Many of us do not have the ambition to become saints, because we think it is so hard to live with some of them whose so-called “saintliness makes us feel morally inferior instead or reminds us of religious narrow-mindedness or blind church fundamentalism. In today‘s Gospel, Jesus teaches that a true saint is “superior” by becoming inferior in the eves of the world. Instead of giving the impression of being rich and successful, Jesus tells us to look for a place where we can serve those who cannot repay us.
This act of humility is not a false show of self-abasement, but a decision to serve the poor, in order to experience God. A Christian writer C.S. Lewis wrote, “As long as you are proud you cannot know God.
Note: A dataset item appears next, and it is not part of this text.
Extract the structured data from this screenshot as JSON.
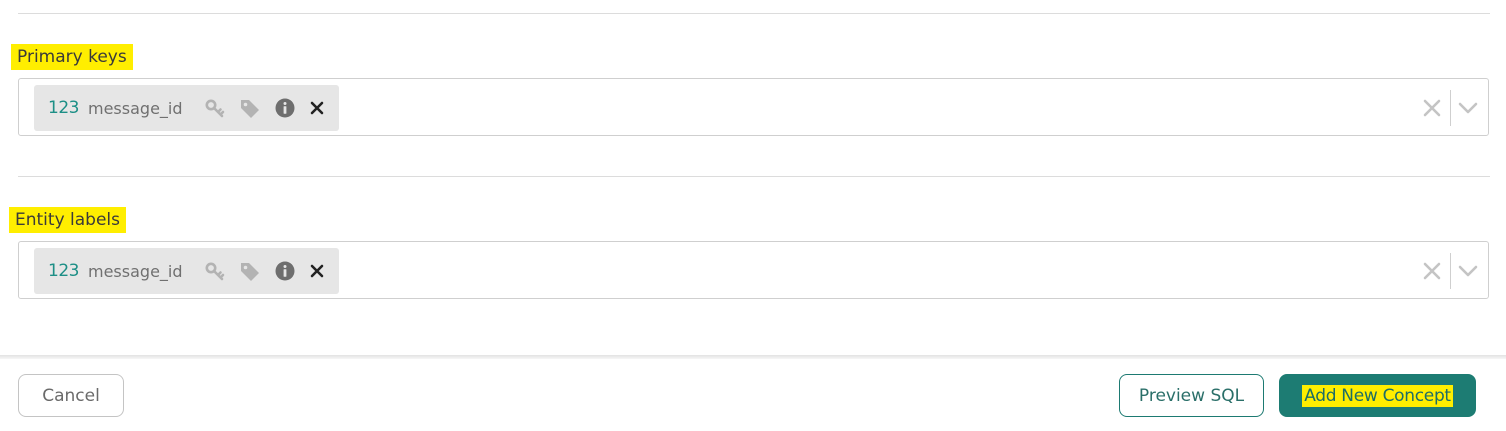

A proud man is always looking down on things and people; and, of course, as long as you are looking down you cannot see something that is above you.”
Despite their daily engagement with the poor and homeless, the sisters of Mother Teresa devote regular time to prayer and contemplation. During my Masses in their small chapel, some homeless people often join the liturgical celebration. The crowded room smells of sweat and dirty clothes. But this unpleasant smell does not disturb the nuns. A volunteer who helps the nuns regularly told me once, “When I began my work here, it was really hard to bear the stink of the beggars. Now I get used to it, just like I get used to my own smell.” Humility teaches us not only to accept our own nastiness, but also that of others.